NEWDELHI: Last week’s Muzaffarnagar incident, where the warden of a residential school stripsearched 70 girl students to check if they were menstruating, has brought the focus back on how menstrual hygiene management (MHM) is almost absent from the sanitation discourse in India.
The Ministry of drinking water and sanitation had issued guidelines to states in 2015 on MHM, as part of Swachh Bharat Mission (SBM) initiative but sanitation experts say its implementation has been either patchy or nil. The ministry is piloting the government’s ambitious sanitation programme to make India clean and open defecation free in rural areas.
MHM does not find any mention in the Swachh Bharat Mission guidelines framed by the Union urban development ministry, which implements the program in urban areas.
Issued in the form of advisory, the guidelines by the drinking water ministry mandates that public toilets should be designed to ensure safe and private entrance to women’s toilets, with proper lighting after evening.

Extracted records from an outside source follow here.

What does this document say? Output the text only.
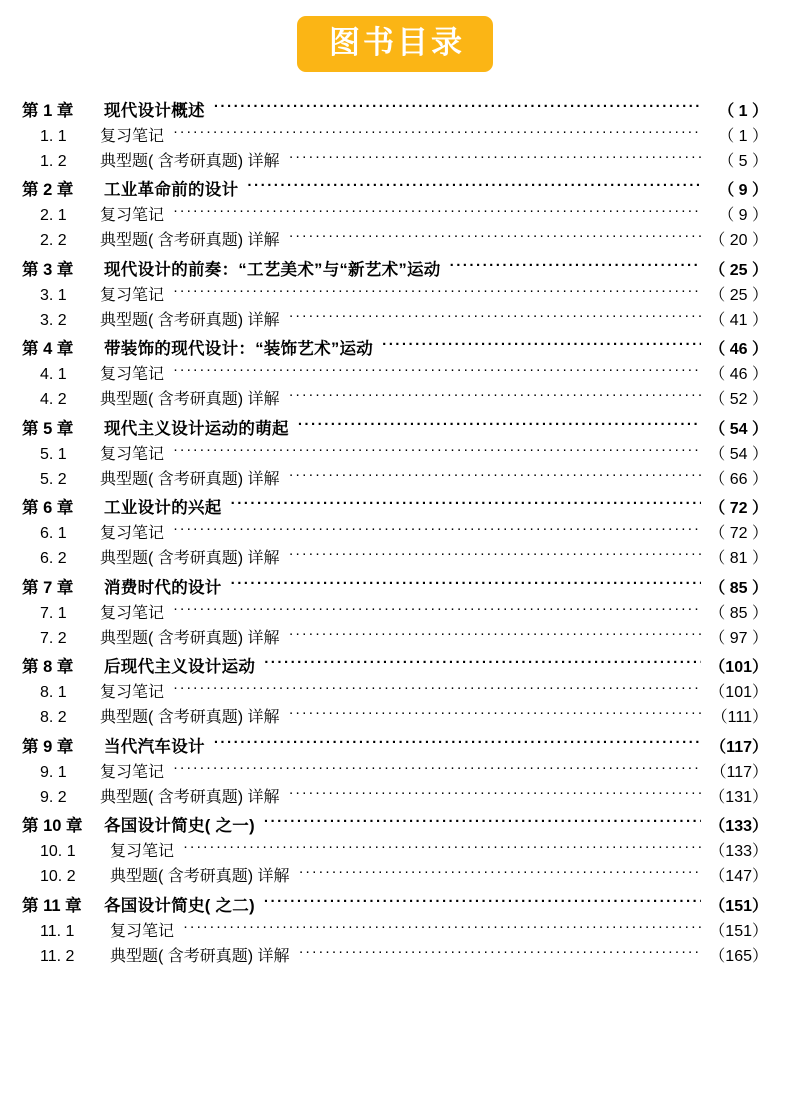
图书目录
第 1 章	现代设计概述 ·····	（ 1 ）
1. 1	复习笔记 ·····	（ 1 ）
1. 2	典型题( 含考研真题) 详解 ·····	（ 5 ）
第 2 章	工业革命前的设计 ·····	（ 9 ）
2. 1	复习笔记 ·····	（ 9 ）
2. 2	典型题( 含考研真题) 详解 ·····	（ 20 ）
第 3 章	现代设计的前奏：“工艺美术”与“新艺术”运动 ·····	（ 25 ）
3. 1	复习笔记 ·····	（ 25 ）
3. 2	典型题( 含考研真题) 详解 ·····	（ 41 ）
第 4 章	带装饰的现代设计：“装饰艺术”运动 ·····	（ 46 ）
4. 1	复习笔记 ·····	（ 46 ）
4. 2	典型题( 含考研真题) 详解 ·····	（ 52 ）
第 5 章	现代主义设计运动的萌起 ·····	（ 54 ）
5. 1	复习笔记 ·····	（ 54 ）
5. 2	典型题( 含考研真题) 详解 ·····	（ 66 ）
第 6 章	工业设计的兴起 ·····	（ 72 ）
6. 1	复习笔记 ·····	（ 72 ）
6. 2	典型题( 含考研真题) 详解 ·····	（ 81 ）
第 7 章	消费时代的设计 ·····	（ 85 ）
7. 1	复习笔记 ·····	（ 85 ）
7. 2	典型题( 含考研真题) 详解 ·····	（ 97 ）
第 8 章	后现代主义设计运动 ·····	（101）
8. 1	复习笔记 ·····	（101）
8. 2	典型题( 含考研真题) 详解 ·····	（111）
第 9 章	当代汽车设计 ·····	（117）
9. 1	复习笔记 ·····	（117）
9. 2	典型题( 含考研真题) 详解 ·····	（131）
第 10 章	各国设计简史( 之一) ·····	（133）
10. 1	复习笔记 ·····	（133）
10. 2	典型题( 含考研真题) 详解 ·····	（147）
第 11 章	各国设计简史( 之二) ·····	（151）
11. 1	复习笔记 ·····	（151）
11. 2	典型题( 含考研真题) 详解 ·····	（165）
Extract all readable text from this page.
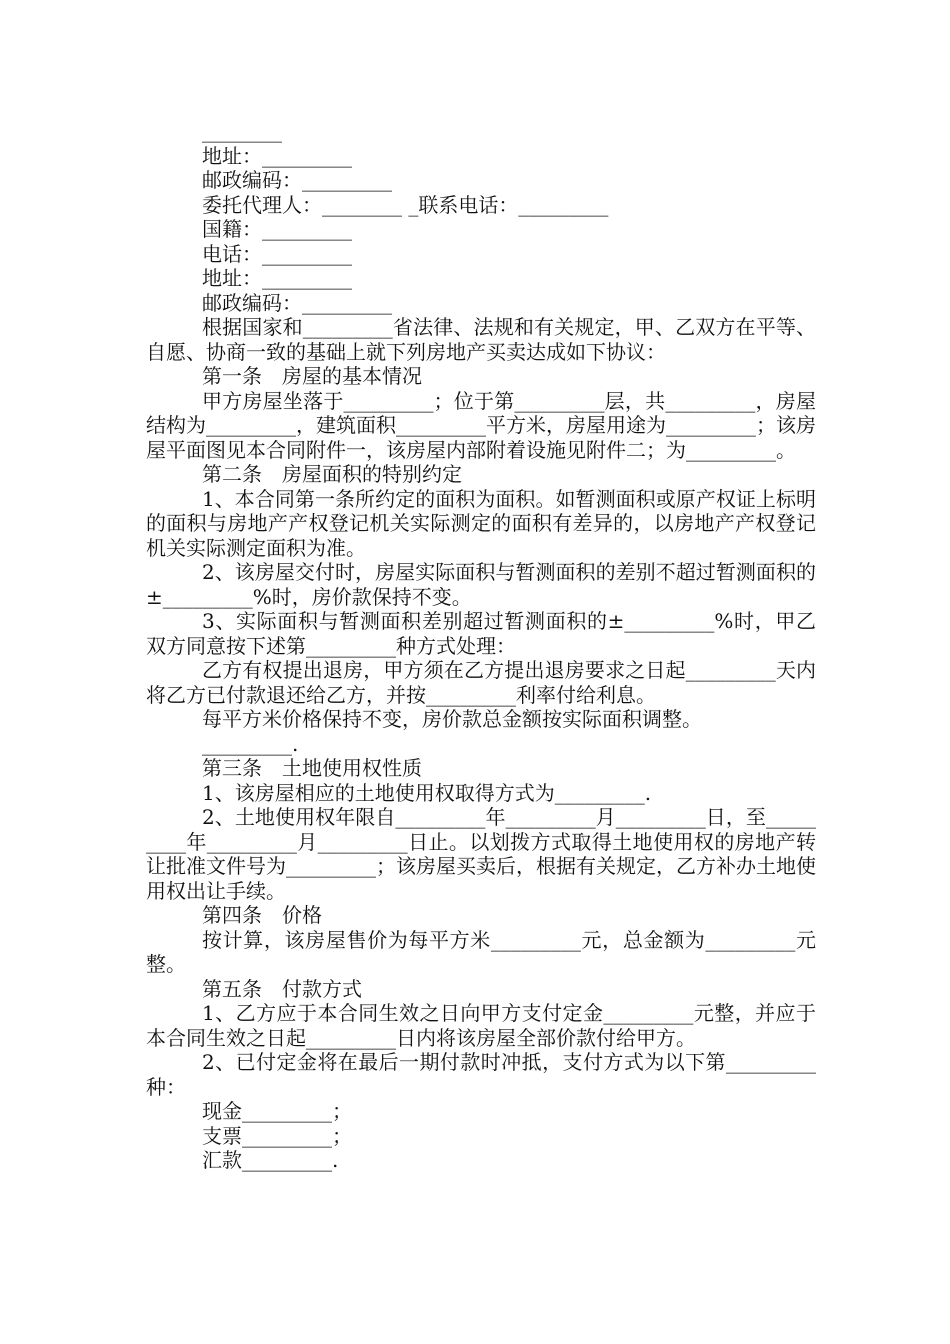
________

地址：_________

邮政编码：_________

委托代理人：________ _联系电话：_________

国籍：_________

电话：_________

地址：_________

邮政编码：_________

根据国家和_________省法律、法规和有关规定，甲、乙双方在平等、自愿、协商一致的基础上就下列房地产买卖达成如下协议：

第一条　房屋的基本情况

甲方房屋坐落于_________；位于第_________层，共_________，房屋结构为_________，建筑面积_________平方米，房屋用途为_________；该房屋平面图见本合同附件一，该房屋内部附着设施见附件二；为_________。

第二条　房屋面积的特别约定

1、本合同第一条所约定的面积为面积。如暂测面积或原产权证上标明的面积与房地产产权登记机关实际测定的面积有差异的，以房地产产权登记机关实际测定面积为准。

2、该房屋交付时，房屋实际面积与暂测面积的差别不超过暂测面积的±_________%时，房价款保持不变。

3、实际面积与暂测面积差别超过暂测面积的±_________%时，甲乙双方同意按下述第_________种方式处理：

乙方有权提出退房，甲方须在乙方提出退房要求之日起_________天内将乙方已付款退还给乙方，并按_________利率付给利息。

每平方米价格保持不变，房价款总金额按实际面积调整。

_________.

第三条　土地使用权性质

1、该房屋相应的土地使用权取得方式为_________.

2、土地使用权年限自_________年_________月_________日，至_________年_________月_________日止。以划拨方式取得土地使用权的房地产转让批准文件号为_________；该房屋买卖后，根据有关规定，乙方补办土地使用权出让手续。

第四条　价格

按计算，该房屋售价为每平方米_________元，总金额为_________元整。

第五条　付款方式

1、乙方应于本合同生效之日向甲方支付定金_________元整，并应于本合同生效之日起_________日内将该房屋全部价款付给甲方。

2、已付定金将在最后一期付款时冲抵，支付方式为以下第_________种：

现金_________；

支票_________；

汇款_________.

Besides, toilet cubicles should be provided with a shelf, hooks or niche to keep clothing and menstrual absorbents dry. The advisory, which was re-issued to states on April 3, further says that incinerators should be built within the toilet with chutes directly adjacent to the toilet building to avoid transport of menstrual waste.
But officials say that at the end of the day these are just advisory and are not binding on the state. If states do not implement it, there is nothing the Centre can do.
“One of the reasons why MHM is not a part of the mainstream discourse on sanitation is because policy tends to think of infrastructure (including sanitation infrastructure) in silos rather than focusing on people centred design. MHM is a huge issue and impacts how women and girls use household, institutional, public and community toilets. Not addressing the issue in the sanitation discourse is akin to infrastructure violence on women and girls,” said Kimberly Noronha, senior researcher, Centre for Policy Research.
Urban sector experts said that its time that MHM is made an integral part of sanitation policy and not set aside as just a health issue.